The underlying idea is that the log is the authoritative record of the outcome of the action. Cell storage is merely a reference copy; if it is lost, it can be reconstructed from the log. The purpose of installing a copy in cell storage is to make both logging and reading faster. By recording data twice, we obtain high performance in writing, high performance in reading, and all-or-nothing atomicity, all at the same time.

There are three common logging configurations, shown in Figure \(\PageIndex{2}\). In each of these three configurations, the log resides in non-volatile storage. For the in-memory database, cell storage resides entirely in some volatile storage medium. In the second common configuration, cell storage resides in non-volatile storage along with the log. Finally, high-performance database management systems usually blend the two preceding configurations by implementing a cache for cell storage in a volatile medium, and a potentially independent multilevel memory management algorithm moves data between the cache and non-volatile cell storage.

Figure \(\PageIndex{2}\): Three common logging configurations. Arrows show data flow as the application reads, logs, and installs data.

Recording everything twice adds one significant complication to all-or-nothing atomicity because the system can crash between the time a change is logged and the time it is installed. To maintain all-or-nothing atomicity, logging systems follow a protocol that has two fundamental requirements. The first requirement is a constraint on the order of logging and installing. The second requirement is to run an explicit recovery procedure after every crash. (We saw a preview of the strategy of using a recovery procedure in Figure \(3.3.2\), which used a recovery procedure named CHECK_AND_REPAIR.)

\(^*\) A hardware architect would say "…it graduates the change to cell storage." This text, somewhat arbitrarily, chooses to use the database management term "install."

Logging Protocols

There are several kinds of atomicity logs that vary in the order in which things are done and in the details of information logged. However, all of them involve the ordering constraint implied by the numbering of the arrows in Figure \(\PageIndex{1}\). The constraint is a version of the golden rule of atomicity (never modify the only copy), known as the write-ahead-log (WAL) protocol:

Write-ahead-log Protocol:

Log the update before installing it.

The reason is that logging appends, but installing overwrites. If an application violates this protocol by installing an update before logging it and then for some reason must abort, or the system crashes, there is no systematic way to discover the installed update and, if necessary, reverse it. The write-ahead-log protocol ensures that if a crash occurs, a recovery procedure can, by consulting the log, systematically find all completed and intended changes to cell storage and either restore those records to old values or set them to new values, as appropriate to the circumstance.

The basic element of an atomicity log is the log record.

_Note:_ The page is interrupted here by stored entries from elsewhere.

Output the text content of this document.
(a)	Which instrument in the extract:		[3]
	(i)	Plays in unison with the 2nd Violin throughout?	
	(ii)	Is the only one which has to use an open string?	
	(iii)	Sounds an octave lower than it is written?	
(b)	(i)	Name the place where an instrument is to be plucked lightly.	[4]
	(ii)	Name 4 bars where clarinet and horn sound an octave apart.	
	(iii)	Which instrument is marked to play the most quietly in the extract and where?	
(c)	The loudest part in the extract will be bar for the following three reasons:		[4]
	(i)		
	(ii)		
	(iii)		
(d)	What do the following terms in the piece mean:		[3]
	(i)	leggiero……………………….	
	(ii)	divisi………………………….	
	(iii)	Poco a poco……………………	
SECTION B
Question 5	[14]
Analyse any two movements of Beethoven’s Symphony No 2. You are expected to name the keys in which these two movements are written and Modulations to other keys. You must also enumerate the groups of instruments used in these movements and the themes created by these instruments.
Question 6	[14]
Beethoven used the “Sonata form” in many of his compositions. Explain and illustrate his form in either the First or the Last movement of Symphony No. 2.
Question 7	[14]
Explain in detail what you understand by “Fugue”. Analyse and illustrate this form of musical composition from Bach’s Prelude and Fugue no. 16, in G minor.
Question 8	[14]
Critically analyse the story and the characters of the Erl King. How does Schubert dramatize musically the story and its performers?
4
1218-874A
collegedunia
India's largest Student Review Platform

Before an action that is to be all-or-nothing installs a data value, it appends to the end of the log a new record of type CHANGE containing, in the general case, three pieces of information (we will later see special cases that allow omitting item 2 or item 3):

The identity of the all-or-nothing action that is performing the update.
A component action that, if performed, installs the intended value in cell storage. This component action is a kind of an insurance policy in case the system crashes. If the all-or-nothing action commits, but then the system crashes before the action has a chance to perform the install, the recovery procedure can perform the install on behalf of the action. Some systems call this component action the do action, others the redo action. For mnemonic compatibility with item 3, this text calls it the redo action.
A second component action that, if performed, reverses the effect on cell storage of the planned install. This component action is known as the undo action because if, after doing the install, the all-or-nothing action aborts or the system crashes, it may be necessary for the recovery procedure to reverse the effect of (undo) the install.

An application appends a log record by invoking the lower-layer procedure LOG, which itself must be atomic. The LOG procedure is another example of bootstrapping. Starting with, for example, the ALL_OR_NOTHING_PUT described earlier in this chapter, a log designer creates a generic LOG procedure, and using the LOG procedure an application programmer then can implement all-or-nothing atomicity for any properly designed composite action.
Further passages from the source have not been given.